James shakes his head, but with Randall’s help he creates what Spear has asked for. It takes mere days to build this first machine, and when they are finished, Spear throws everyone out of the shed and padlocks the door. He does not start the machine, nor does he know how to.

He cannot, no matter how hard he tries, even see what it might do.

He thinks, Perhaps this is only the beginning, and he is right. The Electricizers return after midnight, and by morning he’s ready to resume work. He calls back Tsesler and Voichenko and Randall and James and shows them the next blueprint. The new machine will be the size of a grapefruit, and the first will be its heart.

Franklin stands beside Spear on the hill, while in the shed behind them the work continues. Spear has the next two stages detailed on paper, locked in the box beneath his desk, and he is no longer concerned about their specifics. Instead, he asks Franklin about this other person, the opposite of himself. He asks Franklin, Who is the New Mary? How am I supposed to know who she will be?

Franklin waves his hand over the whole of High Rock, says, She has already been delivered unto us. You need only to claim her, to take her into your protection.

He says, When the time is right, you will know who to choose.

But the time is now, Spear says.
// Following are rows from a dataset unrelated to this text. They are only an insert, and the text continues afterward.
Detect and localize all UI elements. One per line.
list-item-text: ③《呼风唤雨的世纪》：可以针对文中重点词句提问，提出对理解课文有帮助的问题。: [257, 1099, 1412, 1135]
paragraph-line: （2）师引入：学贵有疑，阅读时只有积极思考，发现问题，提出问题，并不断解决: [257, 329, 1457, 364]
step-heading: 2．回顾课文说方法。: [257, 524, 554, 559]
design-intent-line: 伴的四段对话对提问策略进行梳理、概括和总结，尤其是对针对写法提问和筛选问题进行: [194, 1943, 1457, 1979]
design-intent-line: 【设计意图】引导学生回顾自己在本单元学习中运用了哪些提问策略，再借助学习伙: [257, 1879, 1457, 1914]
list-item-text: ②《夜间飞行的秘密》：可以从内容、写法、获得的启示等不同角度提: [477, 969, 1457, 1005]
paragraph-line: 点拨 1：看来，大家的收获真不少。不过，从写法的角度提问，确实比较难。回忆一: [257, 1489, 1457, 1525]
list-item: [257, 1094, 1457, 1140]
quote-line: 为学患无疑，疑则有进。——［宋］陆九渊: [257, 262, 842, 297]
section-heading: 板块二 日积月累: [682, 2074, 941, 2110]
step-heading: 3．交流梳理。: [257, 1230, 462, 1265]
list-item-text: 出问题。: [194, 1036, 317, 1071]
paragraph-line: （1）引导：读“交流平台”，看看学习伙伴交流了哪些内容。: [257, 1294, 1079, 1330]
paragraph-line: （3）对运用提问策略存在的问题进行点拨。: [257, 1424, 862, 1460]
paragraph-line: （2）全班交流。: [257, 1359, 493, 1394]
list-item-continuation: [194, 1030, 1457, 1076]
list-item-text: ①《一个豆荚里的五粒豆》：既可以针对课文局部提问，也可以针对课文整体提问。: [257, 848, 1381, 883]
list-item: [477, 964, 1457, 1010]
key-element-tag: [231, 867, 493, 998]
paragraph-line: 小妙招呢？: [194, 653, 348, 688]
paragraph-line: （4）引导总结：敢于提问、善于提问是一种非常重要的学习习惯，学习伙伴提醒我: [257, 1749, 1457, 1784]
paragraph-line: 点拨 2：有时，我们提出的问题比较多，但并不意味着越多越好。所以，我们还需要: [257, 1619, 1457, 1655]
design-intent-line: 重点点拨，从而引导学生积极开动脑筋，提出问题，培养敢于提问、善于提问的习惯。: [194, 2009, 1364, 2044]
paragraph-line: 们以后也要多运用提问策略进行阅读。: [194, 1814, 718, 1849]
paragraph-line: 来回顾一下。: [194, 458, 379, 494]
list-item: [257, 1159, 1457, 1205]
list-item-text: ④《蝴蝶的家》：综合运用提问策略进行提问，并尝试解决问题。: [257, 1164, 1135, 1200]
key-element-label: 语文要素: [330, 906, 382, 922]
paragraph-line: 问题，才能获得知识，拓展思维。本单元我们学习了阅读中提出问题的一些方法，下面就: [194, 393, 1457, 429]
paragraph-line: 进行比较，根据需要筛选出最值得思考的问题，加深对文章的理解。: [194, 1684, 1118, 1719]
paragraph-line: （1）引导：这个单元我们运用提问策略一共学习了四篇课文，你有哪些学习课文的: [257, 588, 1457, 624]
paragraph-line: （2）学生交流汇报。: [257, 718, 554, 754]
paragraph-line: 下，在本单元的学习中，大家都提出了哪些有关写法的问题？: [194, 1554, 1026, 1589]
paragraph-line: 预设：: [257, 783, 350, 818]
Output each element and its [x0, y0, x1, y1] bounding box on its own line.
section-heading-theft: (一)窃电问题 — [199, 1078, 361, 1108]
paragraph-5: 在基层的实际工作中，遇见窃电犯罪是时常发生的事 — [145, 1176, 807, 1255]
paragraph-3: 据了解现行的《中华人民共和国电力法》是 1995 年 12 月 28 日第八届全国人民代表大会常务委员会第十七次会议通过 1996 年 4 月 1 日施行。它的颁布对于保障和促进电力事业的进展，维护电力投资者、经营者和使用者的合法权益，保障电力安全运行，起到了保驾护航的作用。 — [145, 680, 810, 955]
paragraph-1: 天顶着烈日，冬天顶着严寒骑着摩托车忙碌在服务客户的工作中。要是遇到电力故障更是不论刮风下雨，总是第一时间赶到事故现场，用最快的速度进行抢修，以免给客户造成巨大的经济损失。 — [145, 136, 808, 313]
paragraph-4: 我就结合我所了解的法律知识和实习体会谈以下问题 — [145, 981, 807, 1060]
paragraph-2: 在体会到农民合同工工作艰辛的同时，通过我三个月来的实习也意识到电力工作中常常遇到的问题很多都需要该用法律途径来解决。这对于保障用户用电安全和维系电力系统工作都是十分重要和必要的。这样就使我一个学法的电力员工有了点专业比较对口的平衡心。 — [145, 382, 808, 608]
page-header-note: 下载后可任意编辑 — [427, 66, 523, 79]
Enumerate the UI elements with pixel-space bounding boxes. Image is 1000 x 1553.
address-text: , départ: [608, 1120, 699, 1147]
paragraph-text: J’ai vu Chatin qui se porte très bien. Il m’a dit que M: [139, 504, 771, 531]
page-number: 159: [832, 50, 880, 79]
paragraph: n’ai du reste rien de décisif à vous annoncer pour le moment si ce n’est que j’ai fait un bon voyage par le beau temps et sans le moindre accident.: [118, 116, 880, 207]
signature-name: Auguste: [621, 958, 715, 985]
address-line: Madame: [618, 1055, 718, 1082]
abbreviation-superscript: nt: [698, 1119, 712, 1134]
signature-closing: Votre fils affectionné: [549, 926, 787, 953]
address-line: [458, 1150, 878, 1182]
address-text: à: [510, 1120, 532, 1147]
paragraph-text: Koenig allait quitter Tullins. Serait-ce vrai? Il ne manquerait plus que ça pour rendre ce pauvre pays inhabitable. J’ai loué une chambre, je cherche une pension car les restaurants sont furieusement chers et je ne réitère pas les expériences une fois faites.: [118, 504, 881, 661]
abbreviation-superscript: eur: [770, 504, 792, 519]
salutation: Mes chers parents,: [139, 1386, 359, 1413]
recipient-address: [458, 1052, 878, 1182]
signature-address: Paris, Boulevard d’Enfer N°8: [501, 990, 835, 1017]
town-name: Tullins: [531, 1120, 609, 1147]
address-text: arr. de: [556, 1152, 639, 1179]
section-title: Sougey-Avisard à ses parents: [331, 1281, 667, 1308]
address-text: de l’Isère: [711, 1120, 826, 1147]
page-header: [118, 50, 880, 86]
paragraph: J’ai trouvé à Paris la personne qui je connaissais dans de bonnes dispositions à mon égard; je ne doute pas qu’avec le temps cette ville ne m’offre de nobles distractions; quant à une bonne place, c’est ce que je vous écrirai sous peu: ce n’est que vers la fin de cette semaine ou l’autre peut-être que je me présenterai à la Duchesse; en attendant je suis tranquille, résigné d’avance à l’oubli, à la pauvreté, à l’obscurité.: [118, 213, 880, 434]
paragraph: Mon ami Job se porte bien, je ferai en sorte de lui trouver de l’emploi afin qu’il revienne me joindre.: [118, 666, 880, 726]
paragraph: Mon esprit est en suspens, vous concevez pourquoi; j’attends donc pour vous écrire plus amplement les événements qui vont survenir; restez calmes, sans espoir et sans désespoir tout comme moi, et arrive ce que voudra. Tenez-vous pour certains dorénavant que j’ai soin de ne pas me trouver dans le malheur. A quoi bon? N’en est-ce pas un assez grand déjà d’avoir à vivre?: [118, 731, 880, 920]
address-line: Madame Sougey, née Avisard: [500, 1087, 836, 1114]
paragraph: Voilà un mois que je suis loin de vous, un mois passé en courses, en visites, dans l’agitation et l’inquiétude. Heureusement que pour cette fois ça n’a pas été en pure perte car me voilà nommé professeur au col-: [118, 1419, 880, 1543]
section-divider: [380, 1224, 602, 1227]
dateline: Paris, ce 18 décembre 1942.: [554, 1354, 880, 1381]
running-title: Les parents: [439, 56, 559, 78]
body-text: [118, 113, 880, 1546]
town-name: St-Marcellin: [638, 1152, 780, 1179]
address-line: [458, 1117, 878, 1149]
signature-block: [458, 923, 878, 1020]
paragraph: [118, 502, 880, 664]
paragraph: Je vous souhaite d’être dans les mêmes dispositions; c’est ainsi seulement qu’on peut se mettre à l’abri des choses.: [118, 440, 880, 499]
If her pregnancy is to coincide with the creation of the motor, it must start soon.

Franklin nods. Then you must choose, and choose wisely.

On the Sabbath, Franklin stands beside Spear at the pulpit, whispering into Spear’s ears, sending his words out Spear’s mouth. There are tears in Spear’s eyes, brought on by the great hope the Electricizers have given him. The reborn America the New Motor will bring, it is the most beautiful thing Spear has ever imagined. The abolition of slavery, the suffrage of women and negros, the institution of free love and free sex and free everything, the destruction of capitalism, of war and greed. Spear tells his congregation that, with their support, the New Motor will make all these advancements possible.